Para karyawan Chevron selalu setia memberikan dukungan moral kepada rekan-rekannya di persidangan bioremediasi yang sarat diskriminasi.

Para karyawan Chevron selalu setia memberikan dukungan moral kepada rekan-rekannya di persidangan bioremediasi yang sarat diskriminasi.

JAKARTA – Presiden Susilo Bambang Yudhoyono (SBY) beserta jajaran Menteri terkait dan Mahkamah Agung, didesak untuk segera bertindak guna meluruskan penanganan kasus bioremediasi PT Cheveron Pacific Indonesia (CPI) yang justru berlawanan dengan hukum positif yang berlaku di negeri ini.

Seperti diungkapkan pakar lingkungan dari Lemigas Kementerian Energi dan Sumber Daya Mineral (ESDM) Prof M Udiharto, Kementerian Lingkungan Hidup (KLH) sebenarnya sudah bekerja optimal untuk melakukan pengawasan terhadap pelaksanaan bioremediasi di industri minyak dan gas bumi (migas).

Selain itu, Keputusan Menteri (Kepmen) LH Nomor 128 Tahun 2003 sebagai payung hukum bioremediasi di industri migas juga sudah efektif, karena setiap perusahaan yang terlibat selalu memberikan laporan tahunan ke KLH berdasarkan peraturan yang berlaku.

KLH juga memiliki PROPER (penilaian tentang kepatuhan prusahaan terhadap UU Lingkungan) yang diaudit setiap tahun.
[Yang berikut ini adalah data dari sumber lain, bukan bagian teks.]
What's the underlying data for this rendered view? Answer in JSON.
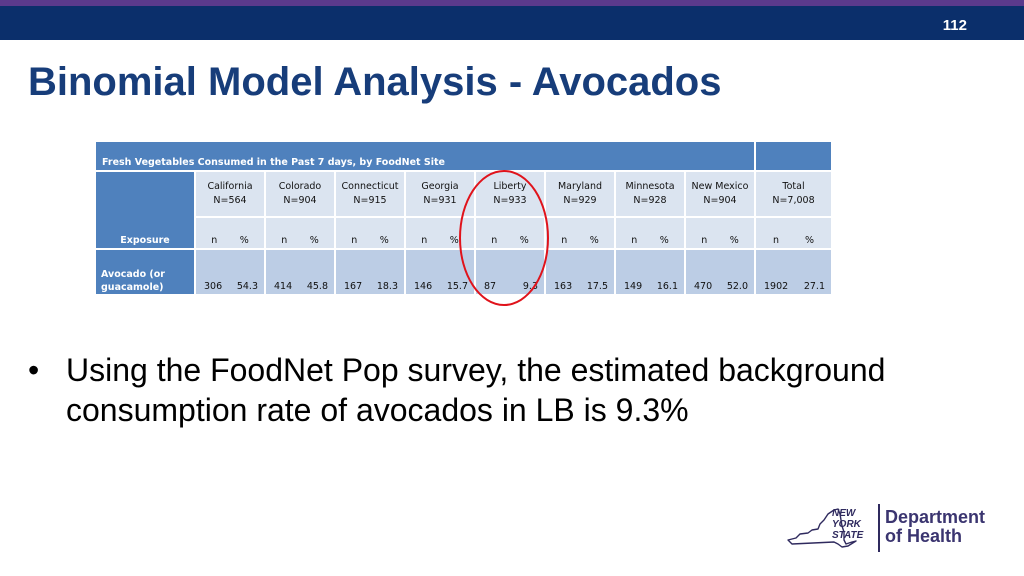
{
  "slide": {
    "page_number": "112",
    "title": "Binomial Model Analysis - Avocados"
  },
  "table": {
    "caption": "Fresh Vegetables Consumed in the Past 7 days, by FoodNet Site",
    "exposure_label": "Exposure",
    "n_label": "n",
    "pct_label": "%",
    "sites": [
      {
        "name": "California",
        "n_total": "N=564"
      },
      {
        "name": "Colorado",
        "n_total": "N=904"
      },
      {
        "name": "Connecticut",
        "n_total": "N=915"
      },
      {
        "name": "Georgia",
        "n_total": "N=931"
      },
      {
        "name": "Liberty",
        "n_total": "N=933"
      },
      {
        "name": "Maryland",
        "n_total": "N=929"
      },
      {
        "name": "Minnesota",
        "n_total": "N=928"
      },
      {
        "name": "New Mexico",
        "n_total": "N=904"
      },
      {
        "name": "Total",
        "n_total": "N=7,008"
      }
    ],
    "row": {
      "label": "Avocado (or guacamole)",
      "values": [
        {
          "n": "306",
          "pct": "54.3"
        },
        {
          "n": "414",
          "pct": "45.8"
        },
        {
          "n": "167",
          "pct": "18.3"
        },
        {
          "n": "146",
          "pct": "15.7"
        },
        {
          "n": "87",
          "pct": "9.3"
        },
        {
          "n": "163",
          "pct": "17.5"
        },
        {
          "n": "149",
          "pct": "16.1"
        },
        {
          "n": "470",
          "pct": "52.0"
        },
        {
          "n": "1902",
          "pct": "27.1"
        }
      ]
    },
    "highlight_color": "#e0131b"
  },
  "bullets": [
    "Using the FoodNet Pop survey, the estimated background consumption rate of avocados in LB is 9.3%"
  ],
  "logo": {
    "state_text": "NEW YORK STATE",
    "department_line1": "Department",
    "department_line2": "of Health"
  }
}
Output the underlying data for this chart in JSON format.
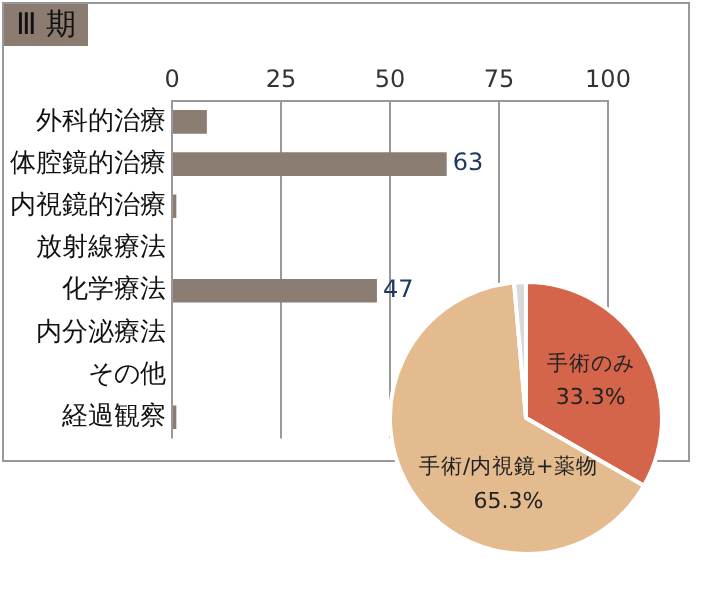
{
  "chart_data": [
    {
      "type": "bar",
      "title": "Ⅲ 期",
      "orientation": "horizontal",
      "categories": [
        "外科的治療",
        "体腔鏡的治療",
        "内視鏡的治療",
        "放射線療法",
        "化学療法",
        "内分泌療法",
        "その他",
        "経過観察"
      ],
      "values": [
        8,
        63,
        1,
        0,
        47,
        0,
        0,
        1
      ],
      "color": "#8c7d72",
      "value_labels": [
        null,
        "63",
        null,
        null,
        "47",
        null,
        null,
        null
      ],
      "xlim": [
        0,
        100
      ],
      "xticks": [
        0,
        25,
        50,
        75,
        100
      ],
      "grid": "x",
      "legend": false
    },
    {
      "type": "pie",
      "categories": [
        "手術のみ",
        "手術/内視鏡+薬物",
        null
      ],
      "values": [
        33.3,
        65.3,
        1.4
      ],
      "colors": [
        "#d4654a",
        "#e3bb8f",
        "#d9d9d9"
      ],
      "value_labels": [
        "33.3%",
        "65.3%",
        null
      ],
      "legend": false
    }
  ]
}
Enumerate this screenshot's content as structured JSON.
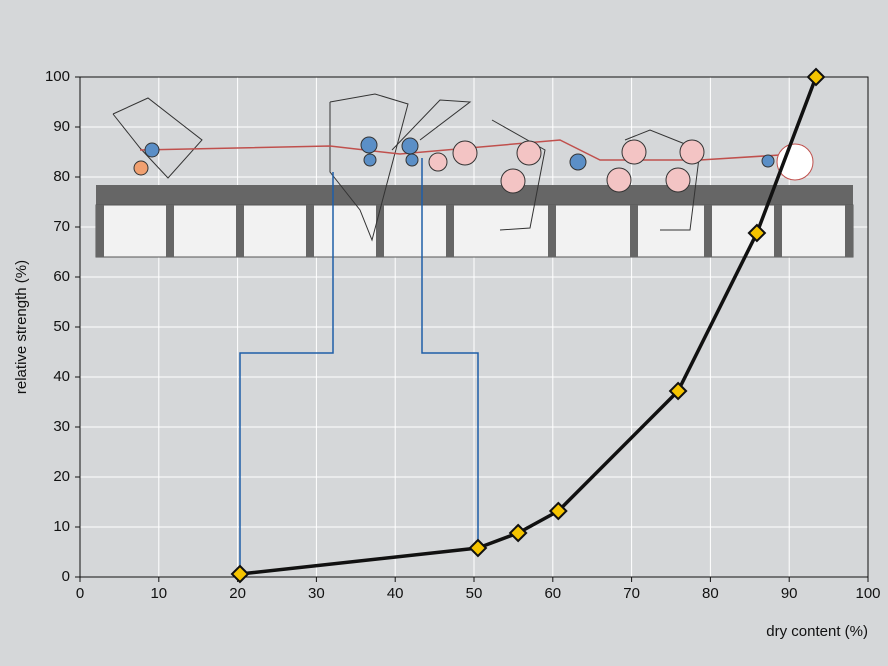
{
  "chart_data": {
    "type": "line",
    "x_label": "dry content (%)",
    "y_label": "relative strength (%)",
    "x": [
      20.3,
      50.5,
      55.6,
      60.7,
      75.9,
      85.9,
      93.4
    ],
    "values": [
      0.6,
      5.8,
      8.8,
      13.2,
      37.2,
      68.8,
      100
    ],
    "color": "#111111",
    "marker_color": "#f5c400",
    "xlim": [
      0,
      100
    ],
    "ylim": [
      0,
      100
    ],
    "xticks": [
      0,
      10,
      20,
      30,
      40,
      50,
      60,
      70,
      80,
      90,
      100
    ],
    "yticks": [
      0,
      10,
      20,
      30,
      40,
      50,
      60,
      70,
      80,
      90,
      100
    ],
    "grid": true
  }
}
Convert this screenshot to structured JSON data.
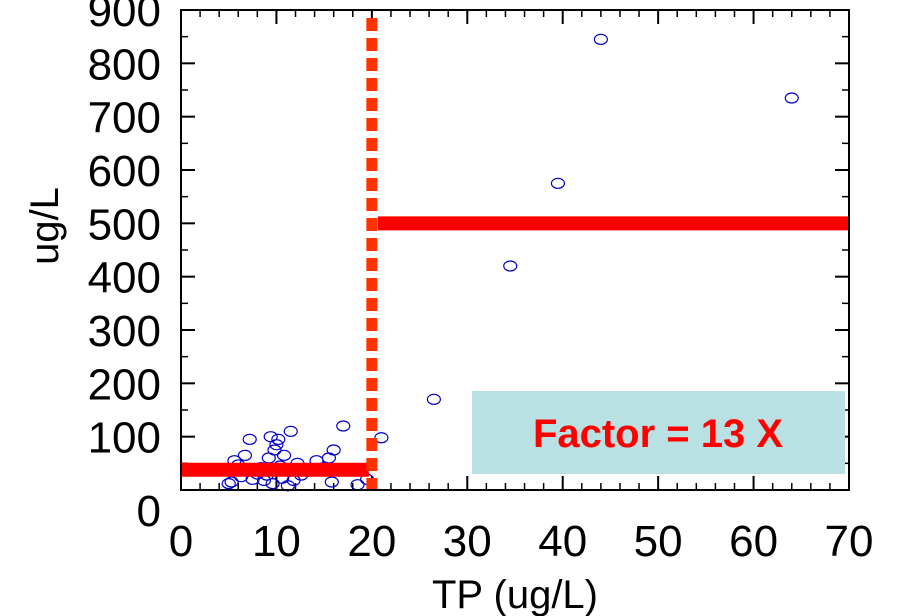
{
  "chart_data": {
    "type": "scatter",
    "title": "",
    "xlabel": "TP (ug/L)",
    "ylabel": "ug/L",
    "xlim": [
      0,
      70
    ],
    "ylim": [
      0,
      900
    ],
    "x_ticks": [
      0,
      10,
      20,
      30,
      40,
      50,
      60,
      70
    ],
    "y_ticks": [
      0,
      100,
      200,
      300,
      400,
      500,
      600,
      700,
      800,
      900
    ],
    "x_tick_labels": [
      "0",
      "10",
      "20",
      "30",
      "40",
      "50",
      "60",
      "70"
    ],
    "y_tick_labels": [
      "0",
      "100",
      "200",
      "300",
      "400",
      "500",
      "600",
      "700",
      "800",
      "900"
    ],
    "grid": false,
    "series": [
      {
        "marker": "open-circle",
        "color": "#0000cc",
        "points": [
          {
            "x": 5,
            "y": 12
          },
          {
            "x": 5.3,
            "y": 15
          },
          {
            "x": 5.6,
            "y": 55
          },
          {
            "x": 6,
            "y": 47
          },
          {
            "x": 6.3,
            "y": 25
          },
          {
            "x": 6.7,
            "y": 65
          },
          {
            "x": 7,
            "y": 35
          },
          {
            "x": 7.2,
            "y": 95
          },
          {
            "x": 7.5,
            "y": 20
          },
          {
            "x": 8,
            "y": 30
          },
          {
            "x": 8.4,
            "y": 42
          },
          {
            "x": 8.7,
            "y": 18
          },
          {
            "x": 9,
            "y": 28
          },
          {
            "x": 9.2,
            "y": 60
          },
          {
            "x": 9.4,
            "y": 100
          },
          {
            "x": 9.6,
            "y": 12
          },
          {
            "x": 9.8,
            "y": 75
          },
          {
            "x": 10,
            "y": 85
          },
          {
            "x": 10.2,
            "y": 95
          },
          {
            "x": 10.4,
            "y": 45
          },
          {
            "x": 10.6,
            "y": 22
          },
          {
            "x": 10.8,
            "y": 65
          },
          {
            "x": 11,
            "y": 40
          },
          {
            "x": 11.2,
            "y": 8
          },
          {
            "x": 11.5,
            "y": 110
          },
          {
            "x": 11.8,
            "y": 18
          },
          {
            "x": 12.2,
            "y": 50
          },
          {
            "x": 12.6,
            "y": 28
          },
          {
            "x": 13.2,
            "y": 35
          },
          {
            "x": 14.2,
            "y": 55
          },
          {
            "x": 15,
            "y": 42
          },
          {
            "x": 15.5,
            "y": 60
          },
          {
            "x": 15.8,
            "y": 15
          },
          {
            "x": 16,
            "y": 75
          },
          {
            "x": 17,
            "y": 120
          },
          {
            "x": 18.5,
            "y": 10
          },
          {
            "x": 19.5,
            "y": 20
          },
          {
            "x": 21,
            "y": 98
          },
          {
            "x": 26.5,
            "y": 170
          },
          {
            "x": 34.5,
            "y": 420
          },
          {
            "x": 39.5,
            "y": 575
          },
          {
            "x": 44,
            "y": 845
          },
          {
            "x": 64,
            "y": 735
          }
        ]
      }
    ],
    "annotations": {
      "threshold_x": 20,
      "threshold_color": "#ff3300",
      "low_mean": {
        "x_start": 0,
        "x_end": 20,
        "y": 38,
        "color": "#ff0000"
      },
      "high_mean": {
        "x_start": 20,
        "x_end": 70,
        "y": 500,
        "color": "#ff0000"
      },
      "factor_label": "Factor = 13 X",
      "factor_text_color": "#ff0000",
      "factor_box_color": "#b9e0e3"
    }
  }
}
Sesuai Kepmen 128, sebenarnya tanggung jawab ada di tangan PT CPI bukan di tangan kontraktor maupun karyawan sebagai operator.

“Tapi ini yang dihukum justru karyawan dan kontraktor. Jadi banyak yang salah kaprah dan membingungkan dalam kasus ini,” ungkap Udiharto di Jakarta, Selasa, 8 Oktober 2013.

Pada kesempatan yang sama, pakar hukum administrasi dari Universitas Indonesia (UI) Dr Dian Puji Simatupang juga menjelaskan, sesuai hukum positif Indonesia, dalam menangani kasus bioremediasi Kejaksaan seharusnya berkoordinasi dulu dengan KLH sebelum mengangkat kasus itu.

“Presiden juga seharusnya membentuk tim audit yang hasilnya akan dijadikan dasar bagi aparatur hukum dalam menangani kasus ini,” tutur Dian Puji.

Sebenarnya, lanjut Dian Puji, sudah jelas bahwa kasus ini masuk ke ranah hukum administrasi. Namun menjadi seperti sekarang karena hakim tidak memahami persoalan dengan benar.

Maka dari itu, ujar Dian lagi, seharusnya dibuat tim panel yang terdiri dari tiga orang pemeriksa (sebagaimana diatur dalam UU Lingkungan) sehingga pemeriksaan dan pembuktian adanya pelanggaran lingkungan tidak bergantung pada Kejaksaan.

“Seharusnya Presiden, Menteri atau Mahkamah Agung menyarankan hal ini kepada hakim. Karena dari sisi perhitungan kerugian negara saja sudah tidak benar, mengingat BPKP jelas-jelas sudah tidak lagi berwenang untuk memeriksa kerugian keuangan negara, namun tetap saja hasil auditnya dijadikan alat bukti oleh kejaksaan,” tandasnya.